Vegan Falafel with Dill Cashew Cream

The best vegan falafel you've never had. 

Let me be perfectly straight with you guys. I love falafel. And I'm not just saying that. I really, really love it. Falafel (and all Mediterranean food) has to be my favorite type of food to eat... ever. It's vegetable-heavy, centered around plant-based protein, super flavorful, and all about the condiments. Any type of food that allows for a glorious spread of breads, sauces, hummus, salads, and fresh herbs, is a spread I want to be around.

I also love the communal aspect of Mediterranean food. It's super social. You gather around a table and share everything with everyone. Less isolating than the American way of eating, where each person is served a plate for themselves. 

I think the biggest reason I love falafel is because it is super hearty, spicy, flavorful, and full of fresh ingredients that I can easily pronounce or make myself. I love getting falafel when I go out to eat, so I figured it was about time to make one myself. These take a little bit of time, but don't be alarmed! Feel free to double the recipe and freeze some extra balls for those nights you come home late and want falafel fast.

Vegan Falafel with Dill Cashew Cream


  • 1 15 oz. can of chickpeas (or sprout them yourselves. Whatever you like!)

  • 1/3 cup fresh parsley

  • 1/3 cup fresh cilantro

  • 1 cup cooked brown rice

  • 1 tsp salt

  • 1 1/2 tsp cumin

  • 1 tsp black pepper, to taste

  • 4 cloves garlic, peeled and minced

  • 1 tbsp sesame seeds


  1. Preheat oven to 400 degrees F.

  2. Start by blending or processing the parsley, cilantro, garlic, chickpeas, salt, cumin, pepper, garlic, and sesame seeds together. Don't blend too much or it will turn into a hummus! You still want some clumps in there.

  3. Transfer to a large mixing bowl. Add in the brown rice.

  4. Form into balls, 3" each.

  5. Place on a parchment lined baking tray, 2" apart.

  6. Flatten down the top with your finger. Sprinkle with sesame seeds!

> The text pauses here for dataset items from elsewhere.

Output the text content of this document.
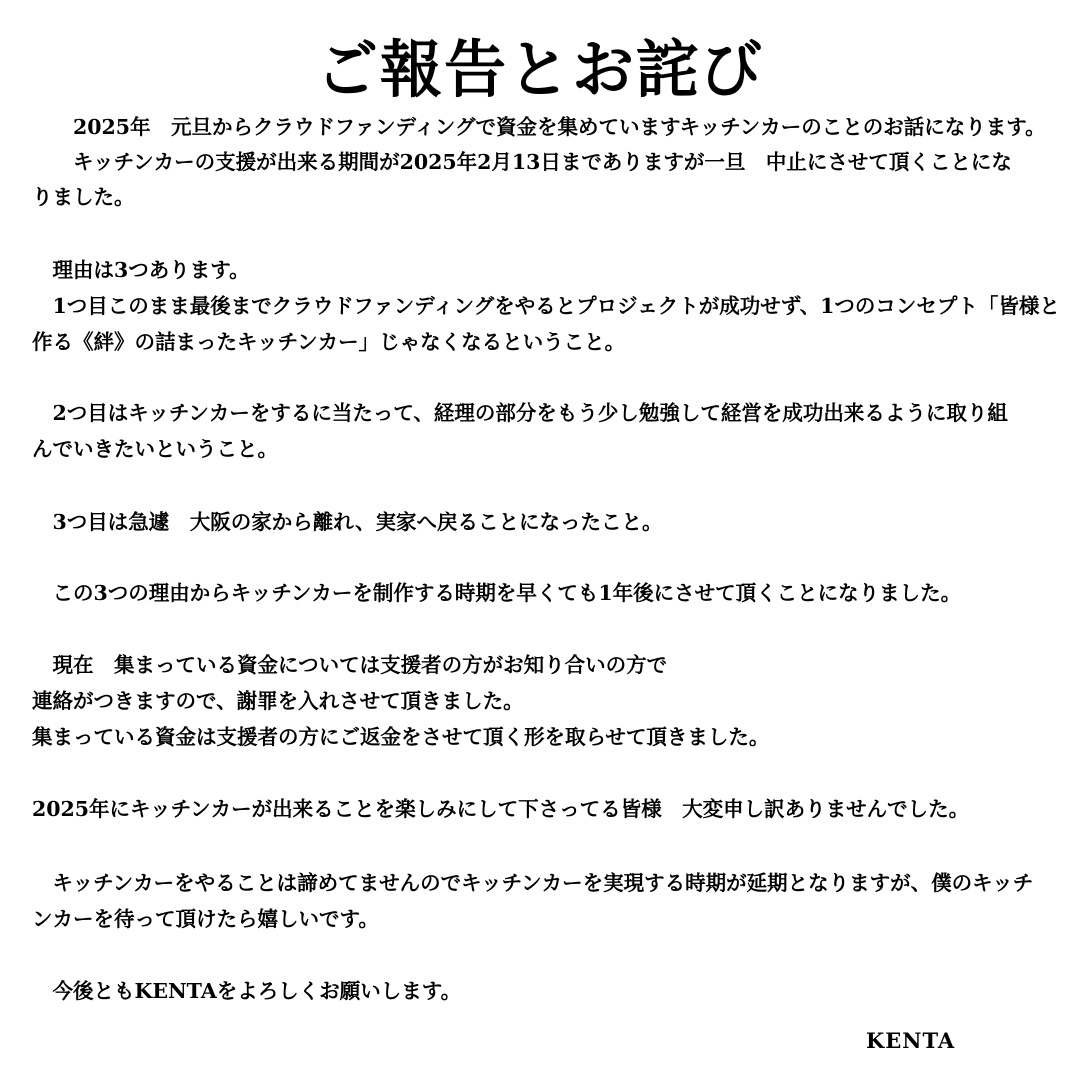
ご報告とお詫び
　　2025年　元旦からクラウドファンディングで資金を集めていますキッチンカーのことのお話になります。
　　キッチンカーの支援が出来る期間が2025年2月13日までありますが一旦　中止にさせて頂くことにな
りました。
　理由は3つあります。
　1つ目このまま最後までクラウドファンディングをやるとプロジェクトが成功せず、1つのコンセプト「皆様と
作る《絆》の詰まったキッチンカー」じゃなくなるということ。
　2つ目はキッチンカーをするに当たって、経理の部分をもう少し勉強して経営を成功出来るように取り組
んでいきたいということ。
　3つ目は急遽　大阪の家から離れ、実家へ戻ることになったこと。
　この3つの理由からキッチンカーを制作する時期を早くても1年後にさせて頂くことになりました。
　現在　集まっている資金については支援者の方がお知り合いの方で
連絡がつきますので、謝罪を入れさせて頂きました。
集まっている資金は支援者の方にご返金をさせて頂く形を取らせて頂きました。
2025年にキッチンカーが出来ることを楽しみにして下さってる皆様　大変申し訳ありませんでした。
　キッチンカーをやることは諦めてませんのでキッチンカーを実現する時期が延期となりますが、僕のキッチ
ンカーを待って頂けたら嬉しいです。
　今後ともKENTAをよろしくお願いします。
KENTA
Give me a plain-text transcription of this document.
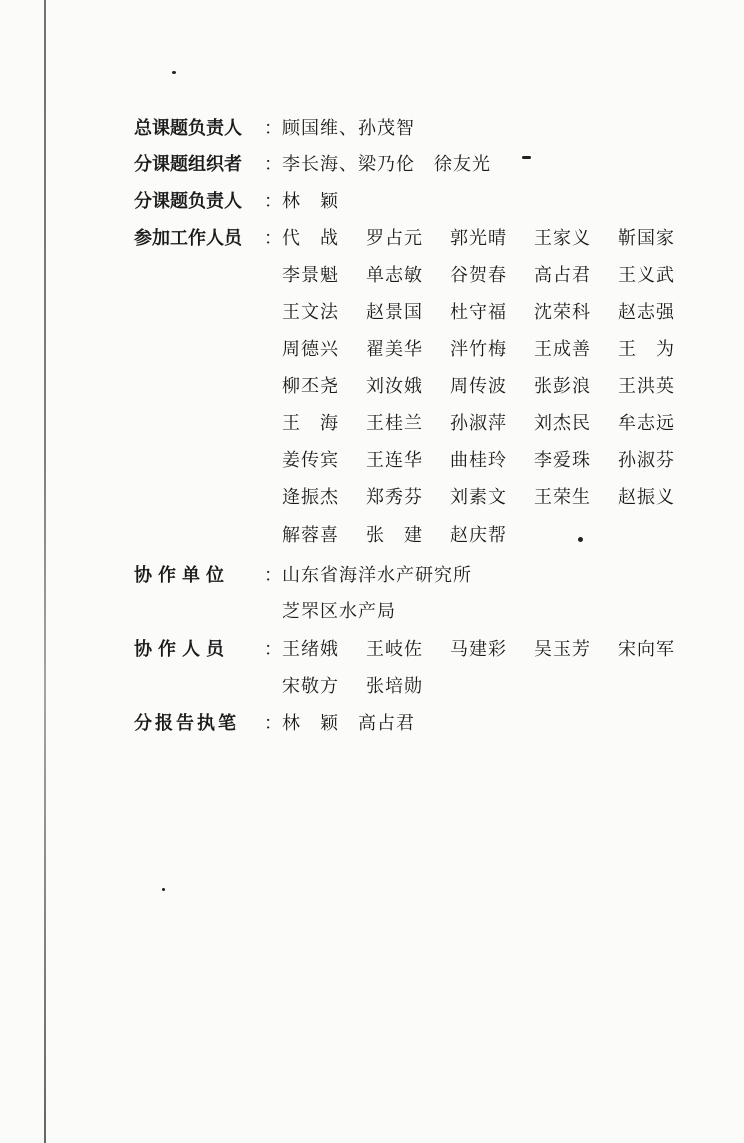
总课题负责人	： 顾国维、孙茂智
分课题组织者	： 李长海、梁乃伦　徐友光
分课题负责人	： 林　颖
参加工作人员	： 代　战	罗占元	郭光晴	王家义	靳国家
李景魁	单志敏	谷贺春	高占君	王义武
王文法	赵景国	杜守福	沈荣科	赵志强
周德兴	翟美华	泮竹梅	王成善	王　为
柳丕尧	刘汝娥	周传波	张彭浪	王洪英
王　海	王桂兰	孙淑萍	刘杰民	牟志远
姜传宾	王连华	曲桂玲	李爱珠	孙淑芬
逄振杰	郑秀芬	刘素文	王荣生	赵振义
解蓉喜	张　建	赵庆帮
协作单位	： 山东省海洋水产研究所
芝罘区水产局
协作人员	： 王绪娥	王岐佐	马建彩	吴玉芳	宋向军
宋敬方	张培勋
分报告执笔	： 林　颖　高占君
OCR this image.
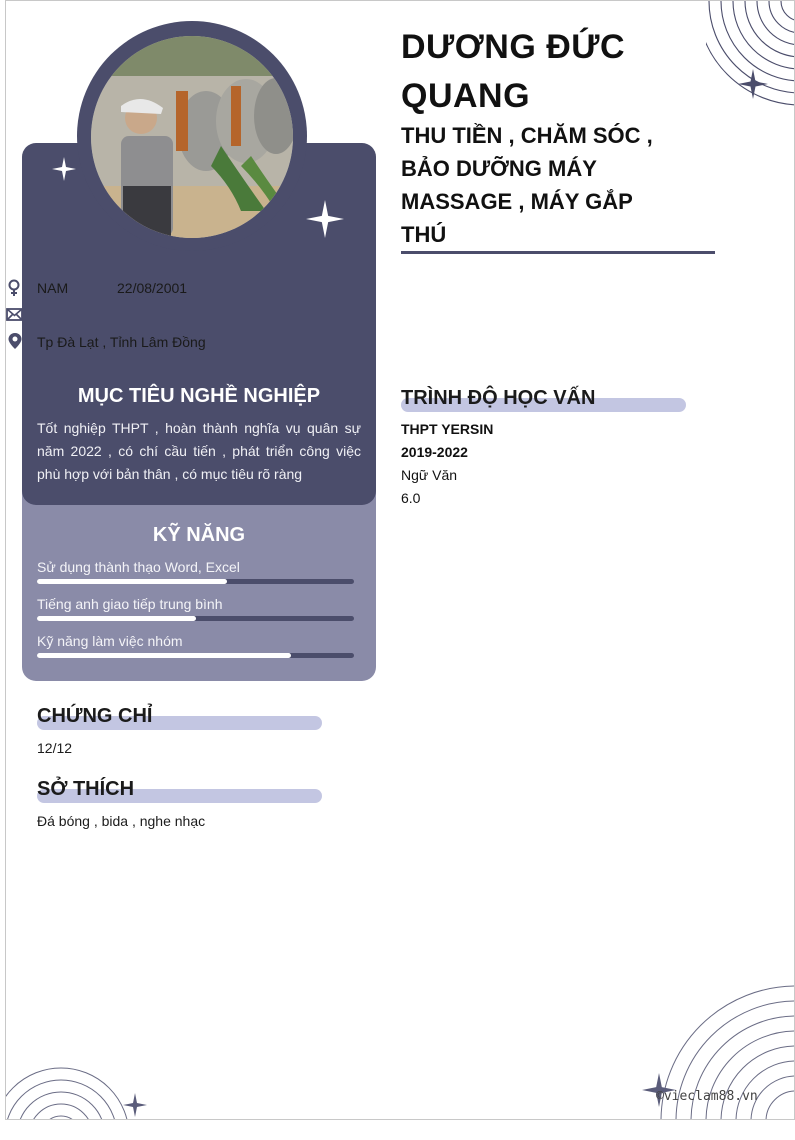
NAM	22/08/2001
Tp Đà Lạt , Tỉnh Lâm Đồng
MỤC TIÊU NGHỀ NGHIỆP
Tốt nghiệp THPT , hoàn thành nghĩa vụ quân sự năm 2022 , có chí cầu tiến , phát triển công việc phù hợp với bản thân , có mục tiêu rõ ràng
KỸ NĂNG
Sử dụng thành thạo Word, Excel
Tiếng anh giao tiếp trung bình
Kỹ năng làm việc nhóm
CHỨNG CHỈ
12/12
SỞ THÍCH
Đá bóng , bida , nghe nhạc
DƯƠNG ĐỨC QUANG
THU TIỀN , CHĂM SÓC , BẢO DƯỠNG MÁY MASSAGE , MÁY GẮP THÚ
TRÌNH ĐỘ HỌC VẤN
THPT YERSIN
2019-2022
Ngữ Văn
6.0
©vieclam88.vn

  7. Bake for 30 minutes at 400 degrees F.

  8. Serve and enjoy alongside the cashew cream (recipe below!) Add to bowls with sweet potato, avocado, quinoa, broccoli sprouts and any fresh greens of your choice.

Cashew Cream 


  • 1 cup raw soaked unsalted cashews

  • 1/4 cup lemon juice

  • 1 tbsp olive oil

  • 1/4 cup fresh dill

  • 1/4 cup fresh oregano

  • 1 tbsp fresh mint

  • 1 tbsp fresh rosemary


  1. Add all of your ingredients to a blender.

  2. Blend on high until smooth, about 1 or 2 minutes. Store in a mason jar in the fridge for up to 1 week. Great sauce for dipping fresh vegetables into, add to your buddha bowls, as a dressing, get creative!